From 1.00 – 3.00 am (not a misprint) on Tuesday 5 July, NCWNZ Parliamentary Watch Committee Convenor Beryl Anderson and President Suzanne Manning attended the UN Committee on the Elimination of Discrimination against Women (CEDAW) 84 Pre-Sessional Working Group hosted in Geneva, via Zoom. The meeting was chaired by Franceline Toé-Bouda, the committee member from Burkina Faso, who spoke in French. Translation was available (although it took both Suzanne and Beryl a while to find out how to access the translation).
The non-government organisations (NGOs) from countries who will be reporting to CEDAW in 2023 were attending to give an oral presentation in support of their written submissions on their List of Issues Prior to Reporting (LoIPR). These issues guide the CEDAW Monitoring Committee in their questioning of each country’s government during the reporting sessions. The LoIPR for Aotearoa New Zealand was formed collaboratively by NCWNZ with our organizational members and other women's organisations.
We had five minutes maximum to present, so we carefully prepared and timed our oral presentation.
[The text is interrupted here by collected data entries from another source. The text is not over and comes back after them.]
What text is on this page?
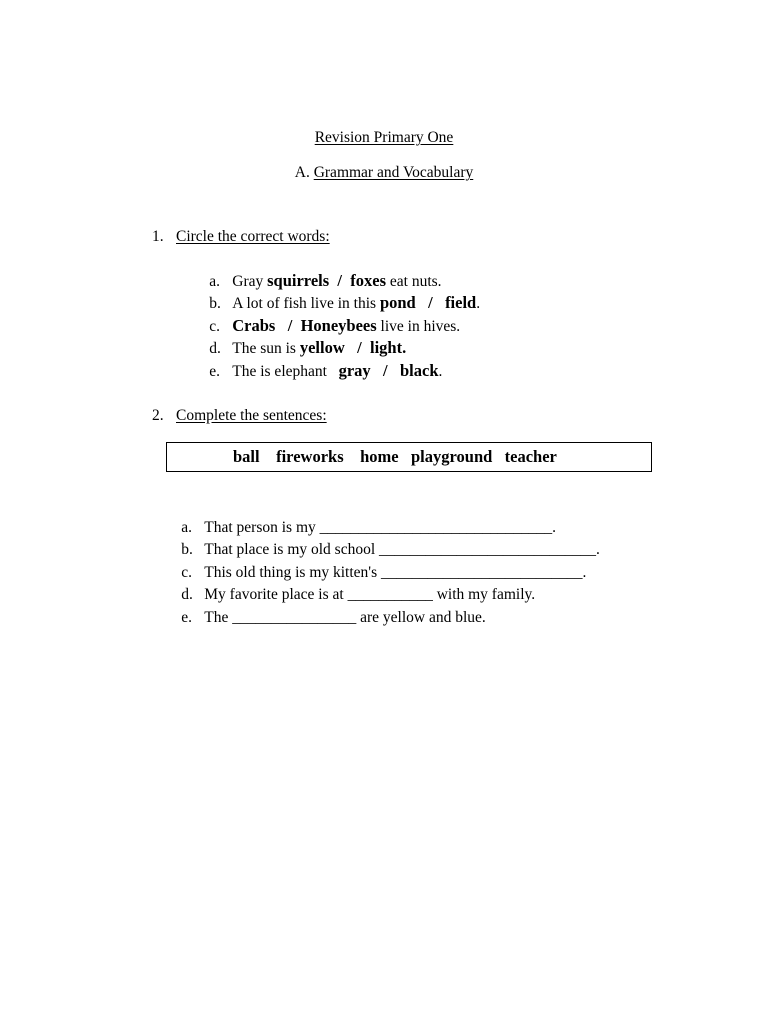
Revision Primary One
A. Grammar and Vocabulary
1. Circle the correct words:

a. Gray squirrels  /  foxes eat nuts.

b. A lot of fish live in this pond   /   field.

c. Crabs   /  Honeybees live in hives.

d. The sun is yellow   /  light.

e. The is elephant   gray   /   black.

2. Complete the sentences:
ball    fireworks    home   playground   teacher

a. That person is my ______________________________.

b. That place is my old school ____________________________.

c. This old thing is my kitten's __________________________.

d. My favorite place is at ___________ with my family.

e. The ________________ are yellow and blue.
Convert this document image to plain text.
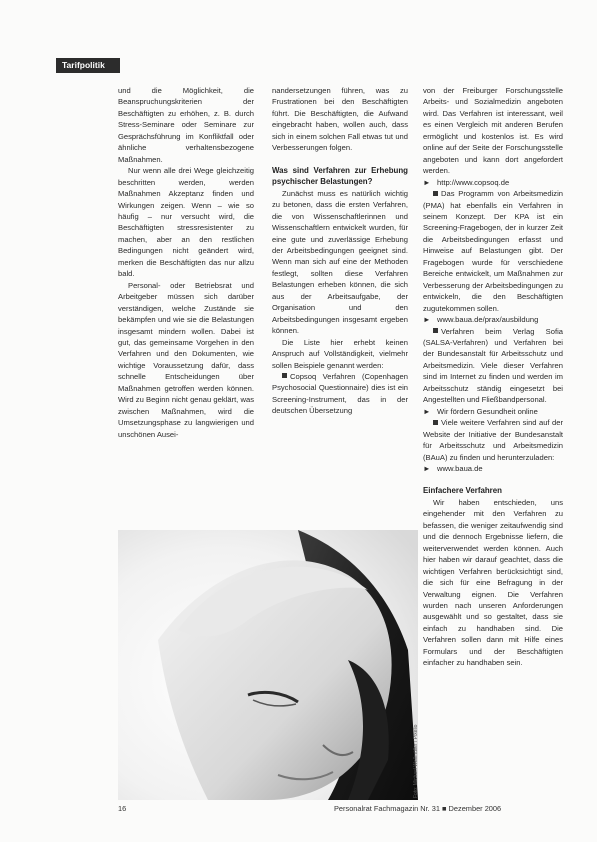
Tarifpolitik

und die Möglichkeit, die Beanspruchungskriterien der Beschäftigten zu erhöhen, z. B. durch Stress-Seminare oder Seminare zur Gesprächsführung im Konfliktfall oder ähnliche verhaltensbezogene Maßnahmen.

Nur wenn alle drei Wege gleichzeitig beschritten werden, werden Maßnahmen Akzeptanz finden und Wirkungen zeigen. Wenn – wie so häufig – nur versucht wird, die Beschäftigten stressresistenter zu machen, aber an den restlichen Bedingungen nicht geändert wird, merken die Beschäftigten das nur allzu bald.

Personal- oder Betriebsrat und Arbeitgeber müssen sich darüber verständigen, welche Zustände sie bekämpfen und wie sie die Belastungen insgesamt mindern wollen. Dabei ist gut, das gemeinsame Vorgehen in den Verfahren und den Dokumenten, wie wichtige Voraussetzung dafür, dass schnelle Entscheidungen über Maßnahmen getroffen werden können. Wird zu Beginn nicht genau geklärt, was zwischen Maßnahmen, wird die Umsetzungsphase zu langwierigen und unschönen Ausei-

nandersetzungen führen, was zu Frustrationen bei den Beschäftigten führt. Die Beschäftigten, die Aufwand eingebracht haben, wollen auch, dass sich in einem solchen Fall etwas tut und Verbesserungen folgen.

Was sind Verfahren zur Erhebung psychischer Belastungen?

Zunächst muss es natürlich wichtig zu betonen, dass die ersten Verfahren, die von Wissenschaftlerinnen und Wissenschaftlern entwickelt wurden, für eine gute und zuverlässige Erhebung der Arbeitsbedingungen geeignet sind. Wenn man sich auf eine der Methoden festlegt, sollten diese Verfahren Belastungen erheben können, die sich aus der Arbeitsaufgabe, der Organisation und den Arbeitsbedingungen insgesamt ergeben können.

Die Liste hier erhebt keinen Anspruch auf Vollständigkeit, vielmehr sollen Beispiele genannt werden:

Copsoq Verfahren (Copenhagen Psychosocial Questionnaire) dies ist ein Screening-Instrument, das in der deutschen Übersetzung

von der Freiburger Forschungsstelle Arbeits- und Sozialmedizin angeboten wird. Das Verfahren ist interessant, weil es einen Vergleich mit anderen Berufen ermöglicht und kostenlos ist. Es wird online auf der Seite der Forschungsstelle angeboten und kann dort angefordert werden.

► http://www.copsoq.de

Das Programm von Arbeitsmedizin (PMA) hat ebenfalls ein Verfahren in seinem Konzept. Der KPA ist ein Screening-Fragebogen, der in kurzer Zeit die Arbeitsbedingungen erfasst und Hinweise auf Belastungen gibt. Der Fragebogen wurde für verschiedene Bereiche entwickelt, um Maßnahmen zur Verbesserung der Arbeitsbedingungen zu entwickeln, die den Beschäftigten zugutekommen sollen.

► www.baua.de/prax/ausbildung

Verfahren beim Verlag Sofia (SALSA-Verfahren) und Verfahren bei der Bundesanstalt für Arbeitsschutz und Arbeitsmedizin. Viele dieser Verfahren sind im Internet zu finden und werden im Arbeitsschutz ständig eingesetzt bei Angestellten und Fließbandpersonal.

► Wir fördern Gesundheit online

Viele weitere Verfahren sind auf der Website der Initiative der Bundesanstalt für Arbeitsschutz und Arbeitsmedizin (BAuA) zu finden und herunterzuladen:

► www.baua.de
Einfachere Verfahren

Wir haben entschieden, uns eingehender mit den Verfahren zu befassen, die weniger zeitaufwendig sind und die dennoch Ergebnisse liefern, die weiterverwendet werden können. Auch hier haben wir darauf geachtet, dass die wichtigen Verfahren berücksichtigt sind, die sich für eine Befragung in der Verwaltung eignen. Die Verfahren wurden nach unseren Anforderungen ausgewählt und so gestaltet, dass sie einfach zu handhaben sind. Die Verfahren sollen dann mit Hilfe eines Formulars und der Beschäftigten einfacher zu handhaben sein.

Foto: Michael Wallmüller / Pixelio
16	Personalrat Fachmagazin Nr. 31 ■ Dezember 2006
The other NGOs presenting in the same session also prepared carefully, and we heard the issues from Iceland, Montenegro, Philippines, Rwanda, and Venezuela. All the CEDAW support people had to do was get the technology right, and there seemed to be difficulties with that!
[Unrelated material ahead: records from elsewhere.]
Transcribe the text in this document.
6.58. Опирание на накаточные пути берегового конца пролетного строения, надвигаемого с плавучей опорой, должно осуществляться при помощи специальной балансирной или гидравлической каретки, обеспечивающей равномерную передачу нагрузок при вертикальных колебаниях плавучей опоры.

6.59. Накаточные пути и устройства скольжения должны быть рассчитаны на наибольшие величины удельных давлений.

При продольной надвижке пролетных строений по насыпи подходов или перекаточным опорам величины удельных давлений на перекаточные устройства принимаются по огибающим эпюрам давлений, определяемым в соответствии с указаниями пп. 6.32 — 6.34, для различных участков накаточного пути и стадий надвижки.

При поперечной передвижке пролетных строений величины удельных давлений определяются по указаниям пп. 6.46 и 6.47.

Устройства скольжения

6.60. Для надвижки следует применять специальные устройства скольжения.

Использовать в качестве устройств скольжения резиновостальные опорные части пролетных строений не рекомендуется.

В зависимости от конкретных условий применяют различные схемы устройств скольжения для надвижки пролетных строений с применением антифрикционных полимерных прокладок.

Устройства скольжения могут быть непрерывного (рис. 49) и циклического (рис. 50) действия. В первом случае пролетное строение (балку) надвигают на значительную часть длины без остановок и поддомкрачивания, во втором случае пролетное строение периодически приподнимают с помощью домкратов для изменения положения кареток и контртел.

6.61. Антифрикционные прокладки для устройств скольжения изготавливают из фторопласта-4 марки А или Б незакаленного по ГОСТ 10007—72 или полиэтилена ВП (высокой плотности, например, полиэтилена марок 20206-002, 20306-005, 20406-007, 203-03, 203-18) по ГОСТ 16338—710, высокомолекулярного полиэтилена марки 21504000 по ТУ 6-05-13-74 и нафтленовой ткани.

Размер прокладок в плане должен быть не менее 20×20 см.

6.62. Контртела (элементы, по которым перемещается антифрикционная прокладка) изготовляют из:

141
The major issues that all the countries faced were:
- a lack of gender perspective by the government;
- violence against women;
- women's access to appropriate health care, especially reproductive health care (contraception and abortion); and,
- intersectional gender discrimination.
Following the NGOs, the national Human Rights institutions of Aotearoa New Zealand and Monaco presented their issues. Saunoamaali’i Karanina Sumeo, the Equal Employment Opportunities Commissioner, spoke very well for Aotearoa, and it was pleasing to see that her list was similar to ours (see all the LoIPR submissions from New Zealand on the UN website here).
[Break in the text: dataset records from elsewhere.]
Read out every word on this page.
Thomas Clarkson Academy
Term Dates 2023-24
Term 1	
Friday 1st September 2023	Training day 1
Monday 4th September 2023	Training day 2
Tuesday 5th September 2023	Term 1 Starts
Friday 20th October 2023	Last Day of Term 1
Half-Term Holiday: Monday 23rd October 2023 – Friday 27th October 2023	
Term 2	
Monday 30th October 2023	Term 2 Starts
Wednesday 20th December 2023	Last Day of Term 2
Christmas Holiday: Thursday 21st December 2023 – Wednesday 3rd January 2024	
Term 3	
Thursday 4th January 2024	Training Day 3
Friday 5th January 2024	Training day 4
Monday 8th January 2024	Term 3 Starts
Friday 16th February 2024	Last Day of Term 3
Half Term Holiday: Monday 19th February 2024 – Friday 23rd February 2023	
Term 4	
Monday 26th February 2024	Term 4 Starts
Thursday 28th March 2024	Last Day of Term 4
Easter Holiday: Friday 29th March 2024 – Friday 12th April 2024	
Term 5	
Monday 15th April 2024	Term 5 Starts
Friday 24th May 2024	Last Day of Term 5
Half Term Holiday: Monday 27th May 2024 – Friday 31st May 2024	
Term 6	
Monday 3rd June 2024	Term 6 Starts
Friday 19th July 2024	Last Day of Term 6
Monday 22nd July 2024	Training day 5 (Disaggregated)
The CEDAW Committee had questions for some NGOs, around providing evidence of their startling statistics, and for the Monaco Human Rights person who was quizzed on why there were no NGO reports. Such questions show the emphasis of the CEDAW Committee on gathering objective and subjective evidence from a number of different sources, in order to produce their monitoring report and recommendations.
NCWNZ will work in a collaborative way to produce the alternative report for the CEDAW reporting session next year.